弁護士コラム

2017.12.12

離婚届不受理申出制度

離婚届不受理申出制度

 <ご相談者からのご質問>

 離婚届を勝手に出されてしまうこともあるのですね。
 勝手に離婚届を出されないようにするにはどうすればいいのですか。

<弁護士からの回答>

 前回のブログでは,勝手に離婚届を提出されてしまうと,それを元に戻すまでにとても苦労するということをお話しさせていただきましたが,今回は,相手に勝手に離婚届を提出されることを事前に防ぐための制度である,離婚届不受理申出制度についてご説明させていただきます。

 離婚届不受理申出とは,役所に対し,配偶者が提出する離婚届を受け付けないで欲しいと申し出ることにより,申出後に配偶者が離婚届を提出したとしても役所にて離婚届を受理しなくなる制度です。
 不受理の申出は,離婚届不受理申出書(役場の戸籍係か,市区町村によっては,役所のホームページからダウンロードできます。)。の必要事項を記入し,基本的に届出をする人の本籍地に提出することで不受理の申出が受け付けられます。
 なお,不受理の申出に関しては,特定の人から提出された離婚届のみ不受理にするのか,誰が提出したかにかかわらず,一律に不受理にするのかについて選ぶことができます。

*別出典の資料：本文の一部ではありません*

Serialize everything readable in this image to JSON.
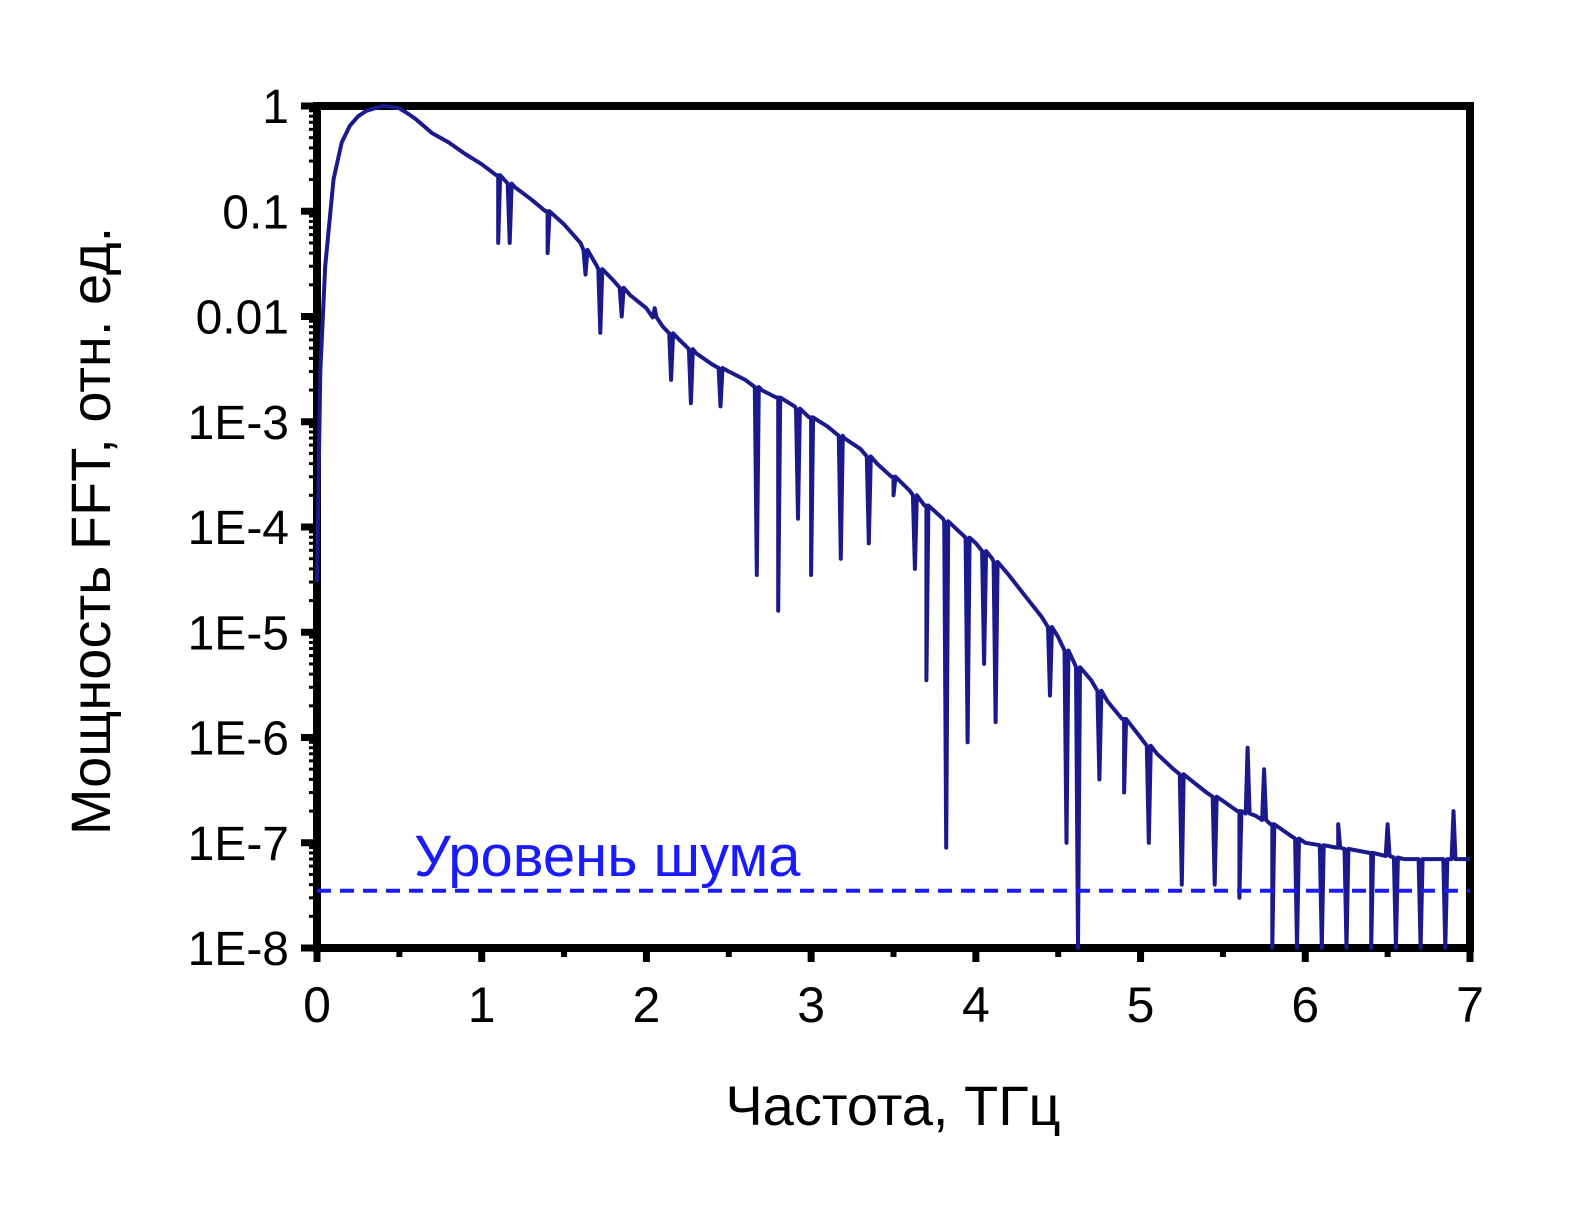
{
  "chart_data": {
    "type": "line",
    "xlabel": "Частота, ТГц",
    "ylabel": "Мощность FFT, отн. ед.",
    "xlim": [
      0,
      7
    ],
    "ylim": [
      1e-08,
      1
    ],
    "yscale": "log",
    "x_ticks": [
      0,
      1,
      2,
      3,
      4,
      5,
      6,
      7
    ],
    "x_tick_labels": [
      "0",
      "1",
      "2",
      "3",
      "4",
      "5",
      "6",
      "7"
    ],
    "y_ticks": [
      1,
      0.1,
      0.01,
      0.001,
      0.0001,
      1e-05,
      1e-06,
      1e-07,
      1e-08
    ],
    "y_tick_labels": [
      "1",
      "0.1",
      "0.01",
      "1E-3",
      "1E-4",
      "1E-5",
      "1E-6",
      "1E-7",
      "1E-8"
    ],
    "grid": false,
    "series": [
      {
        "color": "#1a1a8c",
        "x": [
          0.0,
          0.02,
          0.05,
          0.1,
          0.15,
          0.2,
          0.25,
          0.3,
          0.35,
          0.4,
          0.45,
          0.5,
          0.55,
          0.6,
          0.7,
          0.8,
          0.9,
          1.0,
          1.1,
          1.2,
          1.3,
          1.4,
          1.5,
          1.6,
          1.7,
          1.8,
          1.9,
          2.0,
          2.1,
          2.2,
          2.3,
          2.4,
          2.5,
          2.6,
          2.7,
          2.8,
          2.9,
          3.0,
          3.1,
          3.2,
          3.3,
          3.4,
          3.5,
          3.6,
          3.7,
          3.8,
          3.9,
          4.0,
          4.1,
          4.2,
          4.3,
          4.4,
          4.5,
          4.6,
          4.7,
          4.8,
          4.9,
          5.0,
          5.1,
          5.2,
          5.3,
          5.4,
          5.5,
          5.6,
          5.7,
          5.8,
          5.9,
          6.0,
          6.2,
          6.4,
          6.6,
          6.8,
          7.0
        ],
        "y": [
          3e-05,
          0.003,
          0.03,
          0.2,
          0.45,
          0.65,
          0.8,
          0.9,
          0.95,
          1.0,
          0.98,
          0.95,
          0.85,
          0.75,
          0.55,
          0.45,
          0.35,
          0.28,
          0.22,
          0.17,
          0.13,
          0.1,
          0.075,
          0.05,
          0.03,
          0.022,
          0.016,
          0.012,
          0.008,
          0.006,
          0.0045,
          0.0035,
          0.003,
          0.0025,
          0.002,
          0.0017,
          0.0014,
          0.0011,
          0.0009,
          0.0007,
          0.00055,
          0.0004,
          0.0003,
          0.00022,
          0.00016,
          0.00012,
          9e-05,
          7e-05,
          5e-05,
          3.5e-05,
          2.2e-05,
          1.4e-05,
          9e-06,
          5e-06,
          3.5e-06,
          2.2e-06,
          1.5e-06,
          1e-06,
          7e-07,
          5e-07,
          4e-07,
          3e-07,
          2.5e-07,
          2e-07,
          1.8e-07,
          1.5e-07,
          1.2e-07,
          1e-07,
          9e-08,
          8e-08,
          7e-08,
          7e-08,
          7e-08
        ]
      }
    ],
    "dips": [
      {
        "x": 1.1,
        "y": 0.05
      },
      {
        "x": 1.17,
        "y": 0.05
      },
      {
        "x": 1.4,
        "y": 0.04
      },
      {
        "x": 1.63,
        "y": 0.025
      },
      {
        "x": 1.72,
        "y": 0.007
      },
      {
        "x": 1.85,
        "y": 0.01
      },
      {
        "x": 2.05,
        "y": 0.012
      },
      {
        "x": 2.15,
        "y": 0.0025
      },
      {
        "x": 2.27,
        "y": 0.0015
      },
      {
        "x": 2.45,
        "y": 0.0014
      },
      {
        "x": 2.67,
        "y": 3.5e-05
      },
      {
        "x": 2.8,
        "y": 1.6e-05
      },
      {
        "x": 2.92,
        "y": 0.00012
      },
      {
        "x": 3.0,
        "y": 3.5e-05
      },
      {
        "x": 3.18,
        "y": 5e-05
      },
      {
        "x": 3.35,
        "y": 7e-05
      },
      {
        "x": 3.5,
        "y": 0.0002
      },
      {
        "x": 3.63,
        "y": 4e-05
      },
      {
        "x": 3.7,
        "y": 3.5e-06
      },
      {
        "x": 3.82,
        "y": 9e-08
      },
      {
        "x": 3.95,
        "y": 9e-07
      },
      {
        "x": 4.05,
        "y": 5e-06
      },
      {
        "x": 4.12,
        "y": 1.4e-06
      },
      {
        "x": 4.45,
        "y": 2.5e-06
      },
      {
        "x": 4.55,
        "y": 1e-07
      },
      {
        "x": 4.62,
        "y": 1e-08
      },
      {
        "x": 4.75,
        "y": 4e-07
      },
      {
        "x": 4.9,
        "y": 3e-07
      },
      {
        "x": 5.05,
        "y": 1e-07
      },
      {
        "x": 5.25,
        "y": 4e-08
      },
      {
        "x": 5.45,
        "y": 4e-08
      },
      {
        "x": 5.6,
        "y": 3e-08
      },
      {
        "x": 5.8,
        "y": 1e-08
      },
      {
        "x": 5.95,
        "y": 1e-08
      },
      {
        "x": 6.1,
        "y": 1e-08
      },
      {
        "x": 6.25,
        "y": 1e-08
      },
      {
        "x": 6.4,
        "y": 1e-08
      },
      {
        "x": 6.55,
        "y": 1e-08
      },
      {
        "x": 6.7,
        "y": 1e-08
      },
      {
        "x": 6.85,
        "y": 1e-08
      }
    ],
    "peaks": [
      {
        "x": 5.65,
        "y": 8e-07
      },
      {
        "x": 5.75,
        "y": 5e-07
      },
      {
        "x": 6.2,
        "y": 1.5e-07
      },
      {
        "x": 6.5,
        "y": 1.5e-07
      },
      {
        "x": 6.9,
        "y": 2e-07
      }
    ],
    "noise_level": {
      "label": "Уровень шума",
      "y": 3.5e-08,
      "color": "#1a1aff",
      "style": "dashed"
    }
  }
}
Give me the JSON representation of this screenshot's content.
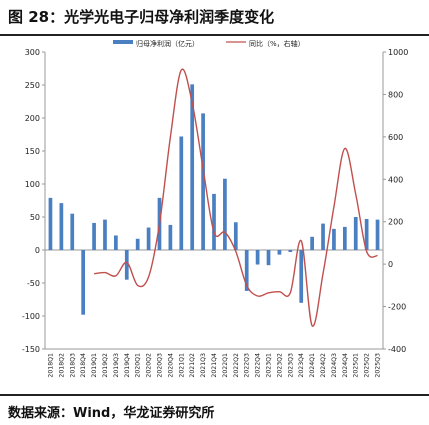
{
  "figure": {
    "title": "图 28：光学光电子归母净利润季度变化",
    "source": "数据来源：Wind，华龙证券研究所"
  },
  "colors": {
    "bar": "#4a7fc1",
    "line": "#c0504d",
    "axis": "#999999",
    "text": "#222222"
  },
  "chart_data": {
    "type": "bar",
    "categories": [
      "2018Q1",
      "2018Q2",
      "2018Q3",
      "2018Q4",
      "2019Q1",
      "2019Q2",
      "2019Q3",
      "2019Q4",
      "2020Q1",
      "2020Q2",
      "2020Q3",
      "2020Q4",
      "2021Q1",
      "2021Q2",
      "2021Q3",
      "2021Q4",
      "2022Q1",
      "2022Q2",
      "2022Q3",
      "2022Q4",
      "2023Q1",
      "2023Q2",
      "2023Q3",
      "2023Q4",
      "2024Q1",
      "2024Q2",
      "2024Q3",
      "2024Q4",
      "2025Q1",
      "2025Q2",
      "2025Q3"
    ],
    "series": [
      {
        "name": "归母净利润（亿元）",
        "type": "bar",
        "axis": "left",
        "values": [
          79,
          71,
          55,
          -98,
          41,
          46,
          22,
          -45,
          17,
          34,
          79,
          38,
          172,
          251,
          207,
          85,
          108,
          42,
          -62,
          -22,
          -23,
          -7,
          -3,
          -80,
          20,
          40,
          32,
          35,
          50,
          47,
          46
        ]
      },
      {
        "name": "同比（%，右轴）",
        "type": "line",
        "axis": "right",
        "values": [
          null,
          null,
          null,
          null,
          -45,
          -40,
          -55,
          8,
          -100,
          -60,
          190,
          600,
          915,
          760,
          450,
          150,
          150,
          60,
          -100,
          -150,
          -135,
          -130,
          -135,
          110,
          -290,
          -45,
          270,
          545,
          330,
          60,
          40
        ]
      }
    ],
    "y_left": {
      "ylim": [
        -150,
        300
      ],
      "ticks": [
        -150,
        -100,
        -50,
        0,
        50,
        100,
        150,
        200,
        250,
        300
      ]
    },
    "y_right": {
      "ylim": [
        -400,
        1000
      ],
      "ticks": [
        -400,
        -200,
        0,
        200,
        400,
        600,
        800,
        1000
      ]
    },
    "legend_position": "top-center",
    "grid": false
  }
}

 この不受理申出の制度は,自分が作成していないのに,相手が勝手に離婚届を作成し,離婚届が提出されることを防ぐことができるだけでなく,その場の勢いに任せて一度は離婚届に署名押印をしてしまった後に,冷静に考えてやはり離婚したくないと考えを改められた場合には,この不受理申出をしておくことで,離婚が成立することを防ぐことができます。

 したがって,過去に離婚届を作成されたことがあり,いつ相手方に出されてしまうかわからないような状態の方はなるべく早く不受理の申出をされた方が良いと思います。
 この不受理申出の制度ですが,あくまでも協議離婚において,勝手に離婚が成立することを防げるのであって,不受理の申出をしていても,調停や裁判などで離婚が認められた場合には,調停調書や判決書等を役場に持参することにより離婚が成立してしまいます。

 また,一度,不受理申出をすると,その申出は取り下げるまではずっと有効になります(以前は,市区町村に受理されてから6か月間という有効期限があったのですが,法律の改正により,平成20年5月1日以降の申出については有効期限が廃止されました。)。したがって,一度不受理申出をした後に,夫婦で離婚することに合意し離婚届を提出することになった場合には,不受理申出を取り下げる必要があります(取り下げは,必要事項を記載した取下書を役場に提出することで可能です。)。